Among other changes made before the measure was passed by the Legislature and signed by Newsom, the fast-food council was reduced to 10 members from 11, and restructured to give employers a larger plurality. The membership was changed from four representatives of employees and two of employers, along with five state regulators from agencies responsible for labor standards and public and occupational health; the final version encompassed four representatives of employees and four of employers, and only two regulators.
The definition of fast-food employers subject to the law was changed from chains with at least 30 locations nationwide to those with 100 or more. Employee scheduling, the topic of persistent worker complaints about unpredictable working hours, was explicitly removed from the council’s jurisdiction, as were benefits such as sick leave and vacation time.
Instead of unlimited authority to set the minimum wage for fast-food workers, the final version capped the permissible minimum wage at $22 an hour in 2023, with increases in subsequent years of no more than the rate of inflation and in no case more than 3.5% a year, even if inflation is much higher (as it is currently).
In response, the fast-food industry demonstrated that nothing would please it short of killing the measure in its entirety. Within days of Newsom’s signing of the bill, the International Franchise Assn., the National Restaurant Assn. and the U.S. Chamber of Commerce had launched their campaign under the rubric of the Save Local Restaurants Coalition.
The very name shows that the industry has read the textbooks of the gig firms, bail bond companies and others that have used AstroTurf methods to portray themselves as grass-roots avatars of the common people.
“Restaurants are the heart and soul of the communities they serve,” declared Michelle Korsmo, chief executive of the National Restaurant Assn. (Question: Does anyone really consider their street-corner McDonald’s the “heart and soul” of their community?)
Korsmo also referred to the “unchecked governing council created by the FAST Act”; never mind that the authority of the council is specifically limited by the law, and any recommendations it makes would be subject to review by the Legislature, which would have up to nine months to approve or reject the council’s proposed standards.
How the law would work in practice is unclear. The fast-food council won’t even exist until after a petition signed by 10,000 fast-food workers is submitted to state officials.
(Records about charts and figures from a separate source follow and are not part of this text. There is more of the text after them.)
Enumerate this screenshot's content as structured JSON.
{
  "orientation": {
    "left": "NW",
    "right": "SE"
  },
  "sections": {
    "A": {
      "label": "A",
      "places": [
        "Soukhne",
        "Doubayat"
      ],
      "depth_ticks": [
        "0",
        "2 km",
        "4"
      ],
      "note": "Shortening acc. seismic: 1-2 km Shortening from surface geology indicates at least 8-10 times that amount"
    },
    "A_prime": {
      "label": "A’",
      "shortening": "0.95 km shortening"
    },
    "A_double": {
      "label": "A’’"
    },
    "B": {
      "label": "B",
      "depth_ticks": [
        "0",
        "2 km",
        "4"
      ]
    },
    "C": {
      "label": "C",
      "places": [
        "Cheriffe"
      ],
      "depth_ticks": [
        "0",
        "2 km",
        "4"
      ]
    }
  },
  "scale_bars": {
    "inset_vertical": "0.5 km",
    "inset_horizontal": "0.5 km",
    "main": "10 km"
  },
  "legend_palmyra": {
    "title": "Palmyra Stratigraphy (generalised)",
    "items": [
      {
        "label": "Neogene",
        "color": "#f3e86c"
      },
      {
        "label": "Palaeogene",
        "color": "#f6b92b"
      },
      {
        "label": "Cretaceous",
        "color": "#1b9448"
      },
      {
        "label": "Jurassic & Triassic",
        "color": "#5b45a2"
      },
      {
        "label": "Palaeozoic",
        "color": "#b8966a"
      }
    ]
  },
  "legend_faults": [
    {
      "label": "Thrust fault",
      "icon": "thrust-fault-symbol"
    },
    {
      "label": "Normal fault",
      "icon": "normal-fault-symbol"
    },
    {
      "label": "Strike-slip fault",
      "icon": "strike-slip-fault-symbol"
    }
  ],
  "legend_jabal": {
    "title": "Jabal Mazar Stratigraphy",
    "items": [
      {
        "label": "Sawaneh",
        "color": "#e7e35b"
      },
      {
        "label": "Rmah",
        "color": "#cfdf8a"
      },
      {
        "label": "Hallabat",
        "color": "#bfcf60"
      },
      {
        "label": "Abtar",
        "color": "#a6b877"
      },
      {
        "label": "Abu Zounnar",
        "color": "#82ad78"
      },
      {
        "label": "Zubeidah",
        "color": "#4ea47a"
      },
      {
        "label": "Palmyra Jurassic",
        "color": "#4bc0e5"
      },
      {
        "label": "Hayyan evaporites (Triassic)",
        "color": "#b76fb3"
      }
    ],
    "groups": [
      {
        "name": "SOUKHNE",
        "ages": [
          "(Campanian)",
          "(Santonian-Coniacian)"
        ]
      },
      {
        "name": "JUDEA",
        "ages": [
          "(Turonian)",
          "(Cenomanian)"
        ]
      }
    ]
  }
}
Although the panel would have the authority to jump the minimum wage for fast-food workers up to $22 an hour in 2023, that’s probably not a reasonable expectation, since worker advocates will be in the minority on the council and the members in general will be aware that as a full-time wage $22 is more than a third higher than the median income in the state and close to the median starting salary of schoolteachers. In any event, the Legislature might well reject any decision that seems that far out of the mainstream.
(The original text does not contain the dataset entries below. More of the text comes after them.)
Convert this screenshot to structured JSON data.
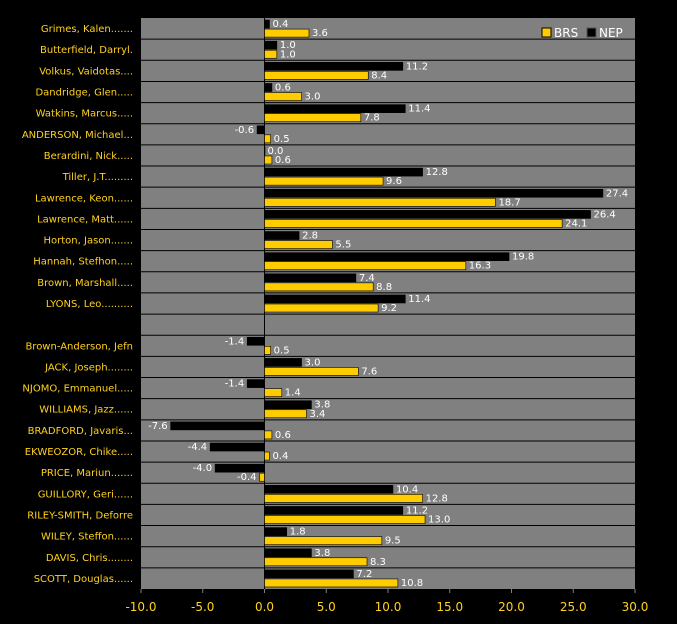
{
  "chart_data": {
    "type": "bar",
    "orientation": "horizontal",
    "xlim": [
      -10,
      30
    ],
    "xticks": [
      "-10.0",
      "-5.0",
      "0.0",
      "5.0",
      "10.0",
      "15.0",
      "20.0",
      "25.0",
      "30.0"
    ],
    "grid": "horizontal",
    "legend_position": "top-right",
    "colors": {
      "background": "#000000",
      "plot_area": "#808080",
      "BRS": "#FFCC00",
      "NEP": "#000000",
      "label_text": "#FFD21F",
      "value_text": "#FFFFFF"
    },
    "series": [
      {
        "name": "BRS",
        "key": "brs"
      },
      {
        "name": "NEP",
        "key": "nep"
      }
    ],
    "rows": [
      {
        "label": "Grimes, Kalen.......",
        "nep": 0.4,
        "nep_text": "0.4",
        "brs": 3.6,
        "brs_text": "3.6"
      },
      {
        "label": "Butterfield, Darryl.",
        "nep": 1.0,
        "nep_text": "1.0",
        "brs": 1.0,
        "brs_text": "1.0"
      },
      {
        "label": "Volkus, Vaidotas....",
        "nep": 11.2,
        "nep_text": "11.2",
        "brs": 8.4,
        "brs_text": "8.4"
      },
      {
        "label": "Dandridge, Glen.....",
        "nep": 0.6,
        "nep_text": "0.6",
        "brs": 3.0,
        "brs_text": "3.0"
      },
      {
        "label": "Watkins, Marcus.....",
        "nep": 11.4,
        "nep_text": "11.4",
        "brs": 7.8,
        "brs_text": "7.8"
      },
      {
        "label": "ANDERSON, Michael...",
        "nep": -0.6,
        "nep_text": "-0.6",
        "brs": 0.5,
        "brs_text": "0.5"
      },
      {
        "label": "Berardini, Nick.....",
        "nep": 0.0,
        "nep_text": "0.0",
        "brs": 0.6,
        "brs_text": "0.6"
      },
      {
        "label": "Tiller, J.T.........",
        "nep": 12.8,
        "nep_text": "12.8",
        "brs": 9.6,
        "brs_text": "9.6"
      },
      {
        "label": "Lawrence, Keon......",
        "nep": 27.4,
        "nep_text": "27.4",
        "brs": 18.7,
        "brs_text": "18.7"
      },
      {
        "label": "Lawrence, Matt......",
        "nep": 26.4,
        "nep_text": "26.4",
        "brs": 24.1,
        "brs_text": "24.1"
      },
      {
        "label": "Horton, Jason.......",
        "nep": 2.8,
        "nep_text": "2.8",
        "brs": 5.5,
        "brs_text": "5.5"
      },
      {
        "label": "Hannah, Stefhon.....",
        "nep": 19.8,
        "nep_text": "19.8",
        "brs": 16.3,
        "brs_text": "16.3"
      },
      {
        "label": "Brown, Marshall.....",
        "nep": 7.4,
        "nep_text": "7.4",
        "brs": 8.8,
        "brs_text": "8.8"
      },
      {
        "label": "LYONS, Leo..........",
        "nep": 11.4,
        "nep_text": "11.4",
        "brs": 9.2,
        "brs_text": "9.2"
      },
      {
        "label": "",
        "nep": null,
        "nep_text": "",
        "brs": null,
        "brs_text": ""
      },
      {
        "label": "Brown-Anderson, Jefn",
        "nep": -1.4,
        "nep_text": "-1.4",
        "brs": 0.5,
        "brs_text": "0.5"
      },
      {
        "label": "JACK, Joseph........",
        "nep": 3.0,
        "nep_text": "3.0",
        "brs": 7.6,
        "brs_text": "7.6"
      },
      {
        "label": "NJOMO, Emmanuel.....",
        "nep": -1.4,
        "nep_text": "-1.4",
        "brs": 1.4,
        "brs_text": "1.4"
      },
      {
        "label": "WILLIAMS, Jazz......",
        "nep": 3.8,
        "nep_text": "3.8",
        "brs": 3.4,
        "brs_text": "3.4"
      },
      {
        "label": "BRADFORD, Javaris...",
        "nep": -7.6,
        "nep_text": "-7.6",
        "brs": 0.6,
        "brs_text": "0.6"
      },
      {
        "label": "EKWEOZOR, Chike.....",
        "nep": -4.4,
        "nep_text": "-4.4",
        "brs": 0.4,
        "brs_text": "0.4"
      },
      {
        "label": "PRICE, Mariun.......",
        "nep": -4.0,
        "nep_text": "-4.0",
        "brs": -0.4,
        "brs_text": "-0.4"
      },
      {
        "label": "GUILLORY, Geri......",
        "nep": 10.4,
        "nep_text": "10.4",
        "brs": 12.8,
        "brs_text": "12.8"
      },
      {
        "label": "RILEY-SMITH, Deforre",
        "nep": 11.2,
        "nep_text": "11.2",
        "brs": 13.0,
        "brs_text": "13.0"
      },
      {
        "label": "WILEY, Steffon......",
        "nep": 1.8,
        "nep_text": "1.8",
        "brs": 9.5,
        "brs_text": "9.5"
      },
      {
        "label": "DAVIS, Chris........",
        "nep": 3.8,
        "nep_text": "3.8",
        "brs": 8.3,
        "brs_text": "8.3"
      },
      {
        "label": "SCOTT, Douglas......",
        "nep": 7.2,
        "nep_text": "7.2",
        "brs": 10.8,
        "brs_text": "10.8"
      }
    ]
  }
}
If the fast-food companies manage to get their referendum on the 2024 ballot, California voters will get yet another lesson in how big business manipulates the initiative and referendum system for its own ends. The lesson businesses learned from the Proposition 22 campaign, and which fast-food companies are counting on, is that it’s always cheaper to spend money working over the California voting public than doing right by their workers.